Редакторам газет «Русские ведомости» и «Новое время» 12 страница



 

А. А. Потехину

 

1887 г. Февраля 18. Москва.

Получил ваше письмо, дорогой Алексей Антипович, и не могу удержаться от того, чтобы не сказать вам, что некоторая официальность его немного огорчила меня*. Не говоря о том, что я всегда чувствовал близость с вами по вашим произведениям, которые любил и люблю, и по коротким и случайным встречам нашим, у меня составилось о вас представление как о вполне близком и родственном человеке. Где‑то последний раз мы встретились с вами на дороге и очень обрадовались; поговорили, как бы пощупав друг друга, и, оставшись взаимно довольны, – разъехались.

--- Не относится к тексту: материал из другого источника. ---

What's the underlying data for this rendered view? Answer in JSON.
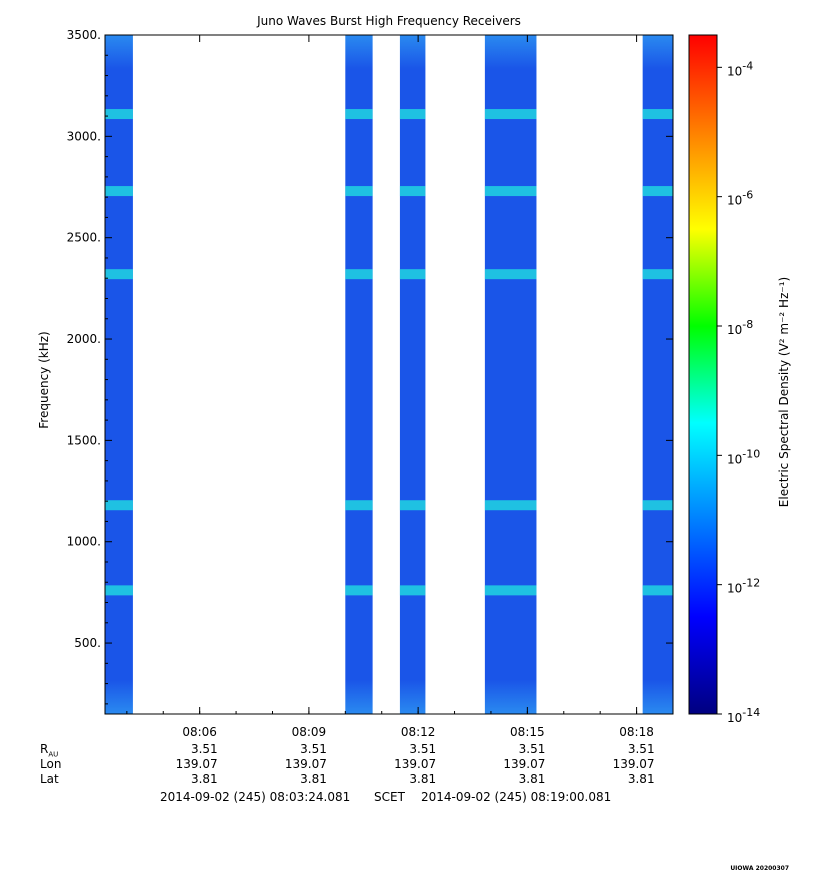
{
  "chart_data": {
    "type": "heatmap",
    "title": "Juno Waves Burst High Frequency Receivers",
    "ylabel": "Frequency (kHz)",
    "colorbar_label": "Electric Spectral Density (V² m⁻² Hz⁻¹)",
    "ylim": [
      150,
      3500
    ],
    "y_ticks": [
      500,
      1000,
      1500,
      2000,
      2500,
      3000,
      3500
    ],
    "y_tick_labels": [
      "500.",
      "1000.",
      "1500.",
      "2000.",
      "2500.",
      "3000.",
      "3500."
    ],
    "xlim": [
      "08:03:24",
      "08:19:00"
    ],
    "x_tick_labels": [
      "08:06",
      "08:09",
      "08:12",
      "08:15",
      "08:18"
    ],
    "colorbar_ticks": [
      "10-4",
      "10-6",
      "10-8",
      "10-10",
      "10-12",
      "10-14"
    ],
    "colorscale": [
      "#000080",
      "#0000ff",
      "#0080ff",
      "#00ffff",
      "#00ff00",
      "#ffff00",
      "#ff8000",
      "#ff0000"
    ],
    "data_intervals": [
      {
        "start": "08:03:24",
        "end": "08:04:10"
      },
      {
        "start": "08:10:00",
        "end": "08:10:45"
      },
      {
        "start": "08:11:30",
        "end": "08:12:12"
      },
      {
        "start": "08:13:50",
        "end": "08:15:15"
      },
      {
        "start": "08:18:10",
        "end": "08:19:00"
      }
    ],
    "emission_bands_khz": [
      3110,
      2730,
      2320,
      1180,
      760
    ],
    "ephemeris": {
      "labels": [
        "R",
        "Lon",
        "Lat"
      ],
      "r_sub": "AU",
      "rows": [
        [
          "3.51",
          "3.51",
          "3.51",
          "3.51",
          "3.51"
        ],
        [
          "139.07",
          "139.07",
          "139.07",
          "139.07",
          "139.07"
        ],
        [
          "3.81",
          "3.81",
          "3.81",
          "3.81",
          "3.81"
        ]
      ]
    }
  },
  "footer": {
    "start": "2014-09-02 (245) 08:03:24.081",
    "scet": "SCET",
    "end": "2014-09-02 (245) 08:19:00.081"
  },
  "stamp": "UIOWA 20200307"
}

Вот на основании этих‑то воспоминаний я и написал Савиной*, что прошу вас сделать нужные в пьесе изменения, если она пойдет, во что я не верил. От этого и не написал вам. На пункты ваших вопросов ответ мой один: будьте так добры, делайте во всем – в изменениях, в назначениях ролей – как вы найдете нужным и удобным. Я ничего в театральном да и в драматическом деле не смыслю и если буду мешаться, то только напутаю. А предполагаю, что дело должно быть трудное и сложное. Полагаю, что в драматическом и театральном деле после Островского нет знатока лучше вас; то же, что в деле народного быта нет знатока равного вам, это я уж сам знаю; и потому за все, что вы сделаете, распределяя роли, ставя, изменяя, сокращая пьесу, я буду вам всей душой благодарен.

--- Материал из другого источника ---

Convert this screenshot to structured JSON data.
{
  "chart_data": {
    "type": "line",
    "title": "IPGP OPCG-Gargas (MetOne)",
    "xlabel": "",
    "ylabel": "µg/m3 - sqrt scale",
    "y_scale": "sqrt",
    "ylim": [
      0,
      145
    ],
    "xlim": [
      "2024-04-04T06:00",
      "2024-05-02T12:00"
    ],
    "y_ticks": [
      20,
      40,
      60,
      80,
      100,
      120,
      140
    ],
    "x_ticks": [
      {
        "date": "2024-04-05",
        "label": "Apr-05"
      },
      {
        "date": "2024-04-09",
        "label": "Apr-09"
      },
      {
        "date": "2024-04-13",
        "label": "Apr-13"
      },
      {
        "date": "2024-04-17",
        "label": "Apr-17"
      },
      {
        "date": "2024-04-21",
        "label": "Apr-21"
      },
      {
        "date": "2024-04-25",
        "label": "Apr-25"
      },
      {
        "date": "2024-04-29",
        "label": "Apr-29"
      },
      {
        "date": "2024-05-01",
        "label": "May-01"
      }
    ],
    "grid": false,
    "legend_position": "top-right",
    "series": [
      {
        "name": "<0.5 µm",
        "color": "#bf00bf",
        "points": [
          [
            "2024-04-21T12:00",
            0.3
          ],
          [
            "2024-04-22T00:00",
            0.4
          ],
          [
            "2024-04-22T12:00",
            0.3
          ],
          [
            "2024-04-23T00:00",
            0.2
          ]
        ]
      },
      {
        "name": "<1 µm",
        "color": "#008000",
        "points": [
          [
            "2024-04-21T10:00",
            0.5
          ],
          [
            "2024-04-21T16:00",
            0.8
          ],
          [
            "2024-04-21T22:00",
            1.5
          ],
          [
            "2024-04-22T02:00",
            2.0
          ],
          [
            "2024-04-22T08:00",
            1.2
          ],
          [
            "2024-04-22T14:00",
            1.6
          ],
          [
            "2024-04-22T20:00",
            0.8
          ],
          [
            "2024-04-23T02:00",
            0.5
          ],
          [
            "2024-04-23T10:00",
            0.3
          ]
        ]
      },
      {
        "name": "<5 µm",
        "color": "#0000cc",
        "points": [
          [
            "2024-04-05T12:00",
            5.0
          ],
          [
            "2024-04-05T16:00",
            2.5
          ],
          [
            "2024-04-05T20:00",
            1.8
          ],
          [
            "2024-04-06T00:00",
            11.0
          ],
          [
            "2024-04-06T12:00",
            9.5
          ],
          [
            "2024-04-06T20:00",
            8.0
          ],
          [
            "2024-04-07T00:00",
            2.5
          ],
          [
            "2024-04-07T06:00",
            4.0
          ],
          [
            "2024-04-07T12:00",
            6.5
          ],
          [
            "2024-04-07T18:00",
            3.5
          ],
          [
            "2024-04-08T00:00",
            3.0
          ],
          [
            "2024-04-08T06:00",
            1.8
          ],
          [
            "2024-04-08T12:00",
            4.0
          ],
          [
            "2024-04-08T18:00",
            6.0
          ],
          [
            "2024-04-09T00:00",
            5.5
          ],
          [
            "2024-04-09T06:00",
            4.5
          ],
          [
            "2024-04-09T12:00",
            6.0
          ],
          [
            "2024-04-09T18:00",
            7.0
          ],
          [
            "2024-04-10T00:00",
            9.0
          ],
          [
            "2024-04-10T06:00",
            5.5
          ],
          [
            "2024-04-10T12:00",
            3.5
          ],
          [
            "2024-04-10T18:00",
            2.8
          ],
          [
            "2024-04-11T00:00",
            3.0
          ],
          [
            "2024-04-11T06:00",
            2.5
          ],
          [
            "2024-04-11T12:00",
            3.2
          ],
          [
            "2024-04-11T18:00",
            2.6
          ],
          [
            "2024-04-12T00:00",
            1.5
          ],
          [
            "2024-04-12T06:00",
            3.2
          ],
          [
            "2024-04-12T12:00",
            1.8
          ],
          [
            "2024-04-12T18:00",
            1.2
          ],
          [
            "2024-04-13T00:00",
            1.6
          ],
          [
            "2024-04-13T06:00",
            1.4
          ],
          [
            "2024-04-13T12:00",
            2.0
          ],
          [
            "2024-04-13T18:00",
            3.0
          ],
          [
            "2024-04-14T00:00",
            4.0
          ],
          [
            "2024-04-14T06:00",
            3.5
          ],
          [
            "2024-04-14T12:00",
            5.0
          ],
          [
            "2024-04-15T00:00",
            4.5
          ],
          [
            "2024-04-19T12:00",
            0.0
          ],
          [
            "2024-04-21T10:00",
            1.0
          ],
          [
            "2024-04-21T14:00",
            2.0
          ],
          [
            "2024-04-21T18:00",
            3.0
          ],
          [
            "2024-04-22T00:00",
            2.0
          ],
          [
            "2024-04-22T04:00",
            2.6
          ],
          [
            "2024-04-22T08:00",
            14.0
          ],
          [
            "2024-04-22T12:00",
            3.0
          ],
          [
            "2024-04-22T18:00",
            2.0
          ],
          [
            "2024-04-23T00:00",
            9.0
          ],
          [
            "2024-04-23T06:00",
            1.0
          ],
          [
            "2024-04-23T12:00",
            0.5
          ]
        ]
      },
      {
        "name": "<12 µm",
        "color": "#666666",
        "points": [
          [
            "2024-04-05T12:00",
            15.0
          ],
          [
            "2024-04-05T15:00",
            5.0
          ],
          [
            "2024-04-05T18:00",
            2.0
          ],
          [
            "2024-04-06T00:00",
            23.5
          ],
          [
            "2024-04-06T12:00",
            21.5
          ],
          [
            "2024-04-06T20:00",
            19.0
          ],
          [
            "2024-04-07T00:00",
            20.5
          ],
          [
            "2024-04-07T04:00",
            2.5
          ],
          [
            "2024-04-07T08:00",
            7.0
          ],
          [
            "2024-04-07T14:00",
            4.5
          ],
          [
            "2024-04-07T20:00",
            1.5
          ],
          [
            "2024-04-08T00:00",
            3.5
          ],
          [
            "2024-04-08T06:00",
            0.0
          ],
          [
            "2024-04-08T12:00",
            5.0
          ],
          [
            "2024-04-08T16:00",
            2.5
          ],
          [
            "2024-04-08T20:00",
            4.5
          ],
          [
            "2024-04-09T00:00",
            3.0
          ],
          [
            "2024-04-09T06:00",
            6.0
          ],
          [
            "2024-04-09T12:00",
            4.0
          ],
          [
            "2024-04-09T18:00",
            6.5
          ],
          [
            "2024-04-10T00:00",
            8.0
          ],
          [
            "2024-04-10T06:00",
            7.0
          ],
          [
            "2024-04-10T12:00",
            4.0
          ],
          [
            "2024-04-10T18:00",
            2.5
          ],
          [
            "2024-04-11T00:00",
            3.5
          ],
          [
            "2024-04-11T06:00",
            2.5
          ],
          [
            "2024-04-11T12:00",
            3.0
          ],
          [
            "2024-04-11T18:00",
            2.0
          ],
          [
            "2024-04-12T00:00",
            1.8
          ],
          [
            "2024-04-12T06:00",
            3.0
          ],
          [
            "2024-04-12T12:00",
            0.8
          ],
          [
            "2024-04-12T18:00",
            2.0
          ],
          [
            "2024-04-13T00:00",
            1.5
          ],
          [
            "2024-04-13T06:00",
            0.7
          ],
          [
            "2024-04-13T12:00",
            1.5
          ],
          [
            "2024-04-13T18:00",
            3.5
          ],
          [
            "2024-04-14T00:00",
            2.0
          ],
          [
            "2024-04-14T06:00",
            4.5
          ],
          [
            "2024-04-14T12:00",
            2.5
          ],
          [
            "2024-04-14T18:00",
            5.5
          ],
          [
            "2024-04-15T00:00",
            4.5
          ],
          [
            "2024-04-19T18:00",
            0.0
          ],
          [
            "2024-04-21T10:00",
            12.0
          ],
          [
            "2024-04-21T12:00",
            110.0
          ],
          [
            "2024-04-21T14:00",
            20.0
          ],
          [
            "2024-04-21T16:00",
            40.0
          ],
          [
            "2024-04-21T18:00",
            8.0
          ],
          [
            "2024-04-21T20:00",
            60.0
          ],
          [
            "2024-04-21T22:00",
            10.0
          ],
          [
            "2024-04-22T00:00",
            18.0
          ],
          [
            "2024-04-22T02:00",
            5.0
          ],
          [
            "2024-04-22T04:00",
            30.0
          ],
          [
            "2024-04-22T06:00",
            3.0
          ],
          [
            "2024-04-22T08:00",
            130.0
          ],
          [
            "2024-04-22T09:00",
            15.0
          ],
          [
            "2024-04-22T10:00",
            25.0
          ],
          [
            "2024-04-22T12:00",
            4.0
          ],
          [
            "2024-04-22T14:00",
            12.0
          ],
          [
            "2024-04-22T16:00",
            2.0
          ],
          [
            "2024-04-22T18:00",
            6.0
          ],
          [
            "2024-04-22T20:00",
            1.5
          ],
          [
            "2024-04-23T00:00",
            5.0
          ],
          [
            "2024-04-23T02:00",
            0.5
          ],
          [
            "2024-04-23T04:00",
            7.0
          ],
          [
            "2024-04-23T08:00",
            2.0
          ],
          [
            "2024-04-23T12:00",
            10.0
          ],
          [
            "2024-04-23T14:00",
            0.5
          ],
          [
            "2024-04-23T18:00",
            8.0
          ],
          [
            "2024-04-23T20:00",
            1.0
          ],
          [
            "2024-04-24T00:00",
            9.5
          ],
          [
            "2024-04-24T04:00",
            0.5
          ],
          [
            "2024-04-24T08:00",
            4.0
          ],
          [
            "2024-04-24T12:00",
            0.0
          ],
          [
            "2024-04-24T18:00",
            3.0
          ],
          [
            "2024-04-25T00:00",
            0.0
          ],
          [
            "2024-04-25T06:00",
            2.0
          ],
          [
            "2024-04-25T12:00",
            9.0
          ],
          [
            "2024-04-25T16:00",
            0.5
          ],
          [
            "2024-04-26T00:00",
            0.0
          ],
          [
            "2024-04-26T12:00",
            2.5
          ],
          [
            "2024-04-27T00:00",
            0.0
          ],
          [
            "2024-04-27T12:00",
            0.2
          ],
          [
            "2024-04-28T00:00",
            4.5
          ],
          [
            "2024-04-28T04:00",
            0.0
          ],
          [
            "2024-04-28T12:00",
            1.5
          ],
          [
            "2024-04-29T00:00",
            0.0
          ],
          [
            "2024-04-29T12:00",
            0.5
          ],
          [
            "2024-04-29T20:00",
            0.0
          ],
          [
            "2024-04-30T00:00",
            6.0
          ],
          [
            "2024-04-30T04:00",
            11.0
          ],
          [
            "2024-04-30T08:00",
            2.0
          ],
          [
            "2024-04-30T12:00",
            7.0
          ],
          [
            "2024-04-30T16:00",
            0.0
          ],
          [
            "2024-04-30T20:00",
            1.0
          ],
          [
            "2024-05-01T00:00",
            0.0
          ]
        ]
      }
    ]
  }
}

Если будете в Москве, не забудьте меня, чтоб повидаться, мне же в Петербург ехать немыслимо – не туда я смотрю.

Дружески жму вам руку.<>

Лев Толстой.

 

*98. П. А. Бакунину

 

1887 г. Февраля 20? Москва.

Павел Александрович. Третий день ничего не делаю, кроме того, что читаю вашу книгу*. Смеюсь и вскрикиваю от радости, читая ее. Я не дочел еще. Я на 312 странице теперь. Я остановился, чтобы написать вам мою благодарность и любовь за то, что я нашел в этой книге.

Меня теперь будет занимать судьба этой книги в ближайшем будущем. Вероятно, не поймут и не оценят теперь. А как она нужна людям именно теперь. Но она останется и всегда. От всей души обнимаю вас.

Лев Толстой.

 

П. И. Бирюкову

 

1887 г. Марта 1. Москва.

Милый друг Павел Иванович, Лева мне говорил, что он обогнал вас, и вы улыбаетесь. Я этому был ужасно рад. Чему вы улыбались? Посылаю письмо к вам. Книги же еще до вашей записки я выслал. Объявление от Черткова нынче получил*. Прекрасно. Но хорошо бы приискать компанию. Колечка напишет Эртелю, да еще не найдется ли кто? Хорошо бы, чтоб я не один*.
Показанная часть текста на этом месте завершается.